Euro cai apesar de dados do PIB da zona do euro

A libra subiu após um relatório mostrar que o número de cidadãos britânicos que receberam auxílio-desemprego recuou mais que o esperado, fornecendo mais evidência de que a economia do Reino Unido está se recuperando. O euro caiu levemente ante o dólar nesta quarta-feira, apesar de um relatório mostrar que a economia da zona do euro cresceu no segundo trimestre, encerrando seis trimestres consecutivos de contração.

Agencia Estado

14 de agosto de 2013 | 19h17

No Reino Unido, embora a taxa de desemprego tenha ficado inalterada em 7,8% no segundo trimestre, o número de pessoas sem trabalho caiu 4 mil. O Escritório para Estatísticas Nacional disse também que o número de pessoas que receberam auxílio-desemprego recuou em julho, fazendo com que a taxa recuasse para 4,3%, o menor patamar desde fevereiro de 2009.

A taxa de desemprego no Reino Unido continua bem acima da meta de 7% que o Banco da Inglaterra (BoE) vê como necessária para que considere um aperto da política monetária. Mas no rastro do desempenho melhor do que o esperado dos setores industrial e de serviços anunciados recentemente, os sinais que o mercado de trabalho possa estar ganhando dinâmica levaram os investidores a intensificar as apostas na libra, impulsionando sua cotação. A moeda subiu 2% na semana passada.

Um comunicado separado mostrou que a economia da zona do euro saiu da recessão mais longa do pós-guerra no segundo trimestre de 2013 com uma expansão mais forte do que a esperada. A agência oficial de estatísticas da União Europeia, Eurostat, informou que o Produto Interno Bruto (PIB) combinado dos 17 membros do bloco cresceu 0,3% no segundo trimestre em comparação com o primeiro, contudo teve uma contração de 0,7% ante o segundo trimestre de 2012. O resultado marcou a expansão trimestral mais acelerada desde os primeiros três meses de 2011. A mediana das previsões dos economistas era de expansão de 0,2% na comparação trimestral e uma queda de 0,8% no ano.

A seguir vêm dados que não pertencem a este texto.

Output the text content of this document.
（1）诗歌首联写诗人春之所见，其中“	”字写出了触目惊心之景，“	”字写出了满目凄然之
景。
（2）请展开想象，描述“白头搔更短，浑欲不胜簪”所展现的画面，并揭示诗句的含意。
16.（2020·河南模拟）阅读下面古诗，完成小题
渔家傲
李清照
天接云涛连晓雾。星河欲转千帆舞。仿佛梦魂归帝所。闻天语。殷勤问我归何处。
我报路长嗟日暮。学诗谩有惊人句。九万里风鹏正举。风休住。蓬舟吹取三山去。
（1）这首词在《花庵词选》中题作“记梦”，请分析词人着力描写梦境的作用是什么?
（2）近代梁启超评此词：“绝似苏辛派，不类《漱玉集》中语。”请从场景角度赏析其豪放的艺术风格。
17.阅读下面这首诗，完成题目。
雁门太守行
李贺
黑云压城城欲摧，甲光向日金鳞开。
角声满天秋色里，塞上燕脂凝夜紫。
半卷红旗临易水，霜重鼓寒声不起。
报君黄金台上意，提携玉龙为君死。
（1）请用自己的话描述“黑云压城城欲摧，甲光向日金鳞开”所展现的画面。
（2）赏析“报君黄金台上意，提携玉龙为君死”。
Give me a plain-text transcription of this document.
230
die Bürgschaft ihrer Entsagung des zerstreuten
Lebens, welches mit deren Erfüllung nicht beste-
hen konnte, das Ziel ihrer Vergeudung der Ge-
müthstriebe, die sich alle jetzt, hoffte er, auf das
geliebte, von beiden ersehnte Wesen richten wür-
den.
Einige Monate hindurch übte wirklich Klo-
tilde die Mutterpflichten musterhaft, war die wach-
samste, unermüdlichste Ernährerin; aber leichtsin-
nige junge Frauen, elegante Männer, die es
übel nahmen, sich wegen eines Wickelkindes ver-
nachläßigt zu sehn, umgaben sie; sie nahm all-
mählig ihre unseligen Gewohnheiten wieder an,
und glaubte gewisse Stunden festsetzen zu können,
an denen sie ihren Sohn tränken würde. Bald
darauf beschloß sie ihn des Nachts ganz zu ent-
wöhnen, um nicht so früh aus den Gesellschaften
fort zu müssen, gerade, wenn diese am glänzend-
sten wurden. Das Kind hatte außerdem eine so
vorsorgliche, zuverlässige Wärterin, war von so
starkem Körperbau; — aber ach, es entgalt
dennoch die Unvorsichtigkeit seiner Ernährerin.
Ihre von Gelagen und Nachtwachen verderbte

As expectativas sobre quando o Federal Reserve (Fed, banco central dos EUA) começará a reduzir seu agressivo programa de compras de bônus continuam, contudo, a ser um condutor significativo dos mercados cambiais. O presidente do Federal Reserve de Saint Louis, James Bullard, afirmou em um discurso nesta quarta-feira que há poucos indícios de que a política monetária relaxada do banco central esteja alimentando a inflação. Ele reiterou também a visão de que o próximo movimento do Fed dependerá de a economia continuar a se fortalecer, destacando o foco sobre os indicadores econômicos importantes que estão previstos para serem anunciados nesta semana, incluindo a construção de moradias iniciadas, a confiança do consumidor e a inflação.

"Todos os números (econômicos) têm tido um significado maior, visto que (os dirigentes) do Fed têm dito que estão dependentes de dados", disse o diretor de vendas de câmbio do Mizuho Bank, Fabian Eliasson, em Nova York.

No fim da tarde em Nova York, o dólar subia para 98,11 ienes, de 98,21 ienes na véspera, e estava em 0,9352 franco suíço, de 0,9332 franco suíço. O euro estava em US$ 1,3255, de US$ 1,3263 na terça-feira, e caía para 130,06 ienes, de 130,28 ienes. A libra esterlina estava US$ 1,5500, de US$ 1,5449. O índice Wall Street Journal Dollar Index, que pesa a moeda norte-americana ante uma cesta de rivais, caía para 73,986 pontos, de 74,008 pontos na véspera. Fonte: Dow Jones Newswires.